Le Wali Nadir s’avançait dans la grande rue d’Hiwar, passant sous l’arche en pierre, qu’on nommait la « Grande Porte » dans les environs.

C’était jour de marché dans la petite capitale de l’Émirat. Les marchands de fruits attiraient toute la population de la ville. On y recherchait des grappes de raisins fraîchement cueillies et des grenades mûres et juteuses à bon prix, malgré un soleil de plomb qui épuisait les hommes et les animaux de somme. Au-delà du marché, avant la palmeraie qui s’étendait jusqu’à l’horizon, les marchands de bestiaux n’étaient pas en reste : chaque famille d’Hiwar s’apprêtait à célébrer dignement la fête de la Victoire, comme chaque famille dans tout l’Émirat.

Nadir était néanmoins étonné de la frénésie qui s’emparait de la ville.

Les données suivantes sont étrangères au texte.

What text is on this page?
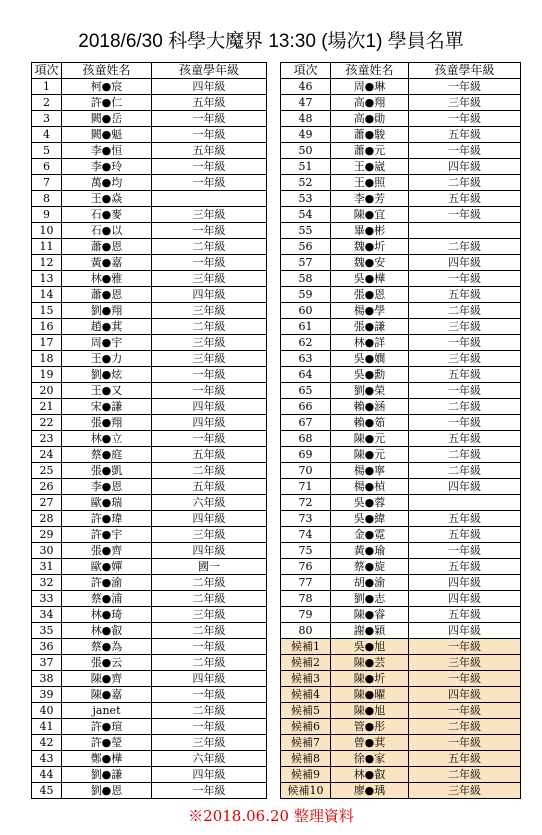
2018/6/30 科學大魔界 13:30 (場次1) 學員名單
項次	孩童姓名	孩童學年級
1	柯●宸	四年級
2	許●仁	五年級
3	闕●岳	一年級
4	闕●魁	一年級
5	李●恒	五年級
6	李●玲	一年級
7	萬●均	一年級
8	王●焱	
9	石●麥	三年級
10	石●以	一年級
11	蕭●恩	二年級
12	黃●嘉	一年級
13	林●雅	三年級
14	蕭●恩	四年級
15	劉●翔	三年級
16	趙●萁	二年級
17	周●宇	三年級
18	王●力	三年級
19	劉●炫	一年級
20	王●又	一年級
21	宋●謙	四年級
22	張●翔	四年級
23	林●立	一年級
24	蔡●庭	五年級
25	張●凱	二年級
26	李●恩	五年級
27	歐●瑞	六年級
28	許●瑋	四年級
29	許●宇	三年級
30	張●齊	四年級
31	歐●嬋	國一
32	許●渝	二年級
33	蔡●浦	二年級
34	林●琦	三年級
35	林●叡	二年級
36	蔡●為	一年級
37	張●云	二年級
38	陳●齊	四年級
39	陳●嘉	一年級
40	janet	二年級
41	許●瑄	一年級
42	許●瑩	三年級
43	鄭●樺	六年級
44	劉●謙	四年級
45	劉●恩	一年級
項次	孩童姓名	孩童學年級
46	周●琳	一年級
47	高●翔	三年級
48	高●勛	一年級
49	蕭●駿	五年級
50	蕭●元	一年級
51	王●崴	四年級
52	王●照	二年級
53	李●芳	五年級
54	陳●宜	一年級
55	畢●彬	
56	魏●圻	二年級
57	魏●安	四年級
58	吳●樺	一年級
59	張●恩	五年級
60	楊●學	二年級
61	張●謙	三年級
62	林●詳	一年級
63	吳●嫺	三年級
64	吳●勳	五年級
65	劉●榮	一年級
66	賴●涵	二年級
67	賴●筎	一年級
68	陳●元	五年級
69	陳●元	二年級
70	楊●寧	二年級
71	楊●楨	四年級
72	吳●蓉	
73	吳●緯	五年級
74	金●霓	五年級
75	黃●瑜	一年級
76	蔡●旋	五年級
77	胡●渝	四年級
78	劉●志	四年級
79	陳●睿	五年級
80	謝●穎	四年級
候補1	吳●旭	一年級
候補2	陳●芸	三年級
候補3	陳●圻	一年級
候補4	陳●曜	四年級
候補5	陳●旭	一年級
候補6	管●彤	二年級
候補7	曾●萁	一年級
候補8	徐●家	五年級
候補9	林●叡	二年級
候補10	廖●瑀	三年級
※2018.06.20 整理資料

Il se remémorait sa dernière visite, lorsqu’il y était venu encore enfant avec son père, l’Émir de Qurtuba. Hiwar était alors une ville pauvre, poussiéreuse et malfamée. Quelques habitants traînaient alors dans les rues, surtout des mendiants à la recherche de la générosité des rares voyageurs qui osaient s’aventurer aussi loin de la capitale.

Lorsque le Wali s’amena aux abords du marché, tout le monde se retourna en sa direction, admirant celui qui montait le pur-sang arabe, à la robe gris perle et à la crinière d’ébène, ainsi que la selle dorée aux motifs arabesques. Ils reconnurent immédiatement le fils de l’Émir. Il n’y avait qu’un Émir, ou un membre de sa famille, qui puisse avoir une monture aussi luxueuse. Plusieurs personnes accoururent immédiatement, délaissant leurs commissions, pour aller présenter leurs respects à Nadir.

– Soyez le bienvenu, ô Wali !
– Merci de nous rendre visite !
– Bienvenue dans notre belle ville !

D’autres personnes vinrent vers lui, et celui-ci se retrouva bientôt encerclé de toute part, avec une marée de mains tendues pour saluer ce noble invité. Nadir essayait tant bien que mal de serrer toutes les mains, mais c’était peine perdue. Il avait appréhendé cette rencontre, ne sachant pas comment la population l’accueillerait. Finalement, il se détendit à la vue de cet accueil plus que chaleureux.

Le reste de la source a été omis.